Biden will die Vertrauenskrise mit einer umstrittenen Impfpflicht bekämpfen. So fordert er Impfungen oder wöchentliche Tests für 80 Millionen Mitarbeiter aus der Privatwirtschaft. Eine Reihe von großen Arbeitgebern begrüßte Bidens Vorstoß. Doch gerade von den Republikanern kommt heftige Kritik. Einige Gouverneure haben angekündigt, die Regierung zu verklagen. Der republikanische Gouverneur aus Arizona, Doug Ducey, verurteilte Bidens Ansatz als „diktatorisch“.
Wenn es nach dem US-Präsidenten geht, dann werden künftig noch weitere Anforderungen auf die Wirtschaft zukommen. So nannte Biden vergangene Woche Details zu der von ihm geforderten Energiewende: Demnach sollen die USA bis 2050 fast die Hälfte (44 Prozent) des Stroms aus Solarenergie erzeugen. Zurzeit sind es gerade einmal 3 Prozent. Um das zu erreichen, müssten die Vereinigten Staaten ihre bisherige Energieversorgung radikal umstellen, denn der Großteil des Strombedarfs im Land wird heute mit fossilen Energieträgern abgedeckt.
USA könnten durch Investitionen 1,7 Billionen Dollar einsparen
Die Umstellung ist auch mit hohen Kosten verbunden: So könnten bis 2050 Mehrausgaben von bis zu 0,56 Billionen Dollar anfallen, wie aus einem Bericht des Energieministeriums hervorgeht. Für diese Kosten müssten der Staat, die Konsumenten und die Wirtschaft aufkommen. Das Land müsste massiv in neue Technologien investieren, und die Energieindustrie müsste sich grundsätzlich neu aufstellen, da die bestehende Infrastruktur zur Stromgewinnung und -verteilung ganz auf fossile Energieträger ausgerichtet ist.

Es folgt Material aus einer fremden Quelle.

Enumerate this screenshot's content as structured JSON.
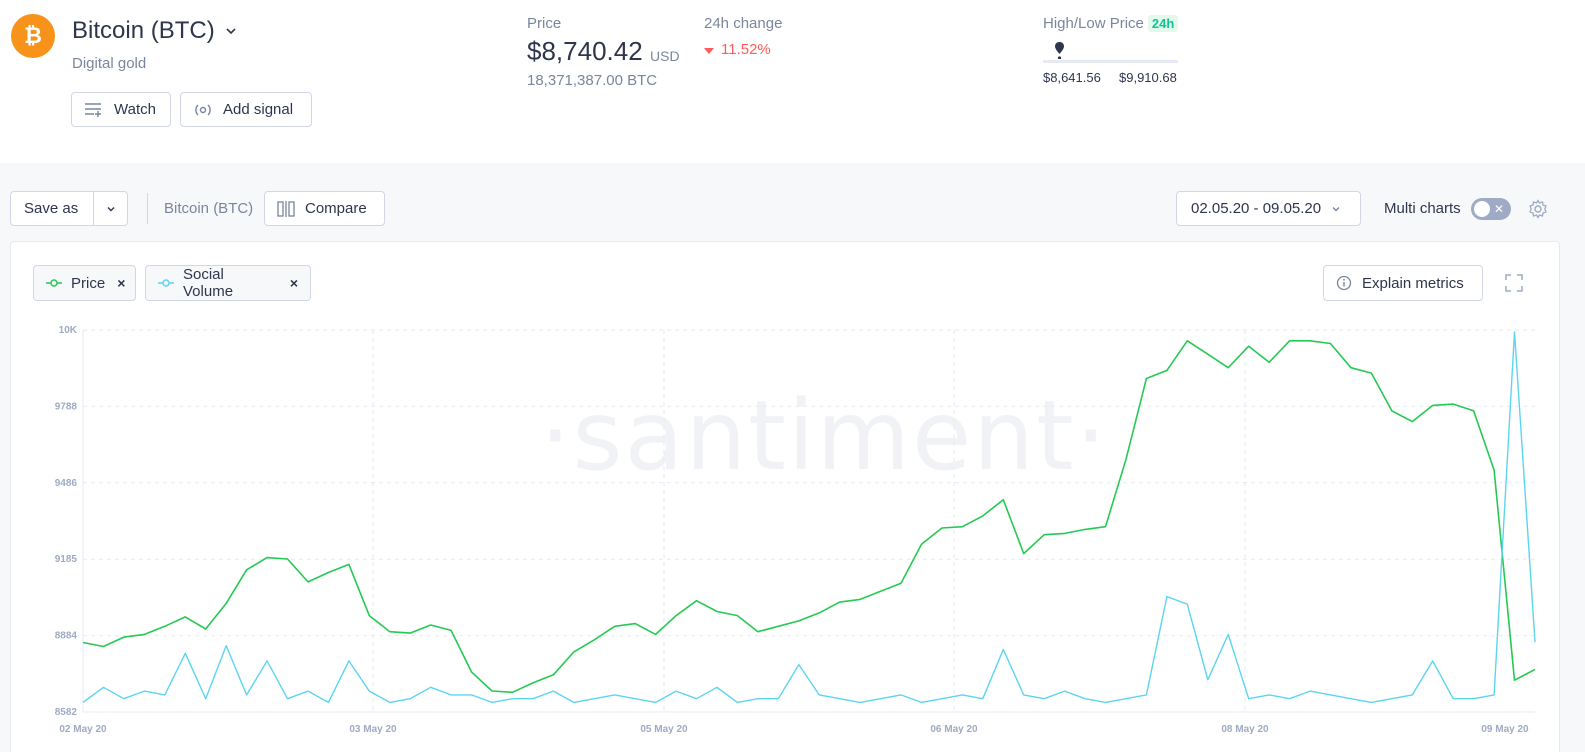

Doch die USA würden in der gleichen Zeit, so heißt es in dem Bericht, durch sauberere Luft, gesunkene Gesundheitskosten und reduzierte Folgen des Klimawandels 1,7 Billionen Dollar einsparen. Auch könnte die dann wachsende Solarindustrie neue Arbeitsplätze schaffen: Je nach Szenario würde die Zahl der Beschäftigten in dem Sektor von derzeit 230.000 bis 2035 auf 0,5 bis 1,5 Millionen Personen ansteigen.
Ob Biden das im tief gespaltenen Washington jedoch durchbekommen kann, ist fraglich. Der Demokrat lanciert aber immerhin eine Debatte darüber, wie die Energiewende, die er den Bürgern im Wahlkampf versprochen hatte, konkret aussehen könnte.
Die unsichere Stimmung hat sich auch an den Aktienmärkten bemerkbar gemacht. Der breit gefasste S&P 500 verlor vergangene Woche rund 1,6 Prozent. Der Leitindex Dow Jones fiel am Freitag zurück auf den tiefsten Stand seit Ende Juli.